Back at the memorial, the marching band is playing “Pomp and Circumstance,” a piece best-known for its use in graduation processions. Darby assumes the band doesn’t have any funeral repertoire. The music is awkward and awful; Makani thinks it would have been better if the band played nothing. The crowd moves forward, along with Makani, her friends, and Zachary.
The book intersperses episodes of intense violence with moments of comic relief. The marching band’s questionable decision to play “Pomp and Circumstance” at a memorial also devalues the whole idea of the memorial in the first place. It reveals the memorial to be a disingenuous display put on so the town can appear caring instead of a thoughtful, genuine display of mourning and solidarity for the murder victims.
Meanwhile, inside Greeley’s, David chases Caleb through the store. Caleb screams, but nobody outside can hear him over the marching band. David catches Caleb and stabs him through the back. Caleb thinks about the mutilations David performed on the other victims: slashing Haley’s throat, scrambling Matt’s brain, cutting off Rodrigo’s ears. He pleads with David to tell him what he’s going to do to him. David stares blankly back and silently finishes his task.

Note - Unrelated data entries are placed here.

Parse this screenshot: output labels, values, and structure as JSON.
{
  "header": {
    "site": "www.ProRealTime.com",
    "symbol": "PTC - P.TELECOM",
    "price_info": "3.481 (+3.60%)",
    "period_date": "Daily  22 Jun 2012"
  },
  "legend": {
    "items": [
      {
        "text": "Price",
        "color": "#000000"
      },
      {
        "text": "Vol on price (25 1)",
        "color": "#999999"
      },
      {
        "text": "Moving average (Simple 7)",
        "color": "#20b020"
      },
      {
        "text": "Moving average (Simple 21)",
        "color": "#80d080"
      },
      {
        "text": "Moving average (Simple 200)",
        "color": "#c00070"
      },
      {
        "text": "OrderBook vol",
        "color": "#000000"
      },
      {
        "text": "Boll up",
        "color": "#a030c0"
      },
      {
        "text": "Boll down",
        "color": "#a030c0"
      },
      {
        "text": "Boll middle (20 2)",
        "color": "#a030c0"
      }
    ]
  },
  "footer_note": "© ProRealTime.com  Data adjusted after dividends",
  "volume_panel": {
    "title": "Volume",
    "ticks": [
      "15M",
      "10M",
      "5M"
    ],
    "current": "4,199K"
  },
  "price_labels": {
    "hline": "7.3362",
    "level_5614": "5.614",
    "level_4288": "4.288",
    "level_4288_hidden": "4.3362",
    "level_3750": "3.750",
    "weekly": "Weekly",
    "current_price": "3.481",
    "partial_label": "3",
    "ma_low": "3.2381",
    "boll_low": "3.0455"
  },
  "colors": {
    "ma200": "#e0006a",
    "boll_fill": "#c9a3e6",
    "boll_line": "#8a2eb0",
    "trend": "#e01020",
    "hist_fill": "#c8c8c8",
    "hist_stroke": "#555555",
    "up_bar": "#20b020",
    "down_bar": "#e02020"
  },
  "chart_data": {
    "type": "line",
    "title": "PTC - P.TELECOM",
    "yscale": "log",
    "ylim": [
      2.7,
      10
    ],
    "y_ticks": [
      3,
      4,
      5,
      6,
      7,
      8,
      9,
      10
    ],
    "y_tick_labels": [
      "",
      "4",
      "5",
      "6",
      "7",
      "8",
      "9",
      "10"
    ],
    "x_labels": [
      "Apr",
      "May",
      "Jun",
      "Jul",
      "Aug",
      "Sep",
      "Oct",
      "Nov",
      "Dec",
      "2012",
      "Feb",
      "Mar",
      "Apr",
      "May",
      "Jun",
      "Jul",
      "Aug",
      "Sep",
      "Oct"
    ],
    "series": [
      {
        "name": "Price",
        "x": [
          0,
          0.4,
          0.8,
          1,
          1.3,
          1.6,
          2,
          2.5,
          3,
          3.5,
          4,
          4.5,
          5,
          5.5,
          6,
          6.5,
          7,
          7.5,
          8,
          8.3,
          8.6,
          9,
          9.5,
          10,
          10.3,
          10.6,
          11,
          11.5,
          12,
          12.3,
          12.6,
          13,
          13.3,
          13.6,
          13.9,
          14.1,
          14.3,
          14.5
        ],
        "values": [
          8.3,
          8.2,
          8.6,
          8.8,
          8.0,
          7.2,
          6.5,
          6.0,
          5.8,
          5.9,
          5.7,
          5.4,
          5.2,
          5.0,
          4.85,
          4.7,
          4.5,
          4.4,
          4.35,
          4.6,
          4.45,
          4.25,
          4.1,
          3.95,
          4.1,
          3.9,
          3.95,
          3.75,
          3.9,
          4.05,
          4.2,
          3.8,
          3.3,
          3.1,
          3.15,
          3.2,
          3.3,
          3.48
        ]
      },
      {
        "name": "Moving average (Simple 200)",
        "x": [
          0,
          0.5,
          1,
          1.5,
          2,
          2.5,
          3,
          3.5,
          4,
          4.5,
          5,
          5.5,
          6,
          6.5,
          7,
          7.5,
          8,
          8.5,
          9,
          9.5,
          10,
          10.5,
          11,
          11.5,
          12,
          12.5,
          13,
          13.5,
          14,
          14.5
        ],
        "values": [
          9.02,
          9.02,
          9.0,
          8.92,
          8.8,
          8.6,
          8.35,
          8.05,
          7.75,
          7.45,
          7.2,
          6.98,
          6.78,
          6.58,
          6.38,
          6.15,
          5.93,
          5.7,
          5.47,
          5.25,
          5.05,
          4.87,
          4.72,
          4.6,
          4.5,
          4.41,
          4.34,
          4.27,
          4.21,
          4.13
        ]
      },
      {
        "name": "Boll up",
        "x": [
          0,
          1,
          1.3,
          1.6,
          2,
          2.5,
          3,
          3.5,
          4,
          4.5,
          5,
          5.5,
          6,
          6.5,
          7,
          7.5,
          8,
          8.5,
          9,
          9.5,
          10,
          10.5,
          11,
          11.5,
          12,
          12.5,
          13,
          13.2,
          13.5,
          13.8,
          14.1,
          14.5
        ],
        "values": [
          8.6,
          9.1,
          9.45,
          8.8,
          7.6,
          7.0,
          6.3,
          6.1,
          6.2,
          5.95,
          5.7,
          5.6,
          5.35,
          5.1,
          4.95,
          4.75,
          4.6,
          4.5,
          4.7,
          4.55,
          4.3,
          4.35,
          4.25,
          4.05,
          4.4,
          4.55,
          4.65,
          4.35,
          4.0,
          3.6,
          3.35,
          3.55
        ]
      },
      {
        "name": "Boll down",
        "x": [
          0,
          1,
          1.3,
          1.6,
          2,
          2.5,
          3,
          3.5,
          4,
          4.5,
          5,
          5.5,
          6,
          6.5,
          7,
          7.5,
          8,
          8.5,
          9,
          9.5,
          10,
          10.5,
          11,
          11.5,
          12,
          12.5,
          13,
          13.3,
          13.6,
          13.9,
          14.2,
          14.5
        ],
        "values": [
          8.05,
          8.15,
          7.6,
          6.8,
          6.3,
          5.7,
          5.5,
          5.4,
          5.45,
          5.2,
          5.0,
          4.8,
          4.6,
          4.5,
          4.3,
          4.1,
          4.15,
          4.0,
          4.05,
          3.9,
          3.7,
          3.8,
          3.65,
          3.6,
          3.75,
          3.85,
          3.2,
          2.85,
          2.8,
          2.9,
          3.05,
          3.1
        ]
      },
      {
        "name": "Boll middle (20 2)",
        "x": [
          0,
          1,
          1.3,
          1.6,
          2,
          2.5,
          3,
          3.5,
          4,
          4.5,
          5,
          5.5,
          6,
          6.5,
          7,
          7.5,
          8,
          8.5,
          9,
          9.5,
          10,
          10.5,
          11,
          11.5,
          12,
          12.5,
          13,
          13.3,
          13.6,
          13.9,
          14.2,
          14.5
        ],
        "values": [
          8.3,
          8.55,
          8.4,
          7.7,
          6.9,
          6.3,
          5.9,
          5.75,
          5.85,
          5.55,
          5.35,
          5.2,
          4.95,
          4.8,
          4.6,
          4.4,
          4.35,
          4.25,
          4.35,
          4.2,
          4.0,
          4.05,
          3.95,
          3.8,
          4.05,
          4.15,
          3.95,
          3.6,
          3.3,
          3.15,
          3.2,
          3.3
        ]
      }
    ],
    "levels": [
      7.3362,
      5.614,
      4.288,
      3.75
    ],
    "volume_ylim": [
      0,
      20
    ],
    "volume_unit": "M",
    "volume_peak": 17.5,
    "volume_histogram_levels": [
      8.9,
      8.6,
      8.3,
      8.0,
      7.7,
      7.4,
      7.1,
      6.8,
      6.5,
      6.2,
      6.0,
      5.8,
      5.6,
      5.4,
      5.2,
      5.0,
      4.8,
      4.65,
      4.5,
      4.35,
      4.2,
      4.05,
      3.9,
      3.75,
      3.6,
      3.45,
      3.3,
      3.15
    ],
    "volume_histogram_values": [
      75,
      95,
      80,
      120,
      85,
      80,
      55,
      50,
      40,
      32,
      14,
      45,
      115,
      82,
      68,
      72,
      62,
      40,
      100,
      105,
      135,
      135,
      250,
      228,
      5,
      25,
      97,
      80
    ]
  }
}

Grandma Young complained that the (largely symbolic) parade would misdirect the town’s energy away from practical efforts that could stop the killings. Caleb’s death—which nobody can hear over the parade—tragically, literally, and rather ironically shows that she was right. In this way, the book suggests that public displays of mourning or solidarity serve little purpose besides making participants feel good. They don’t actually help the victims they are supposedly for.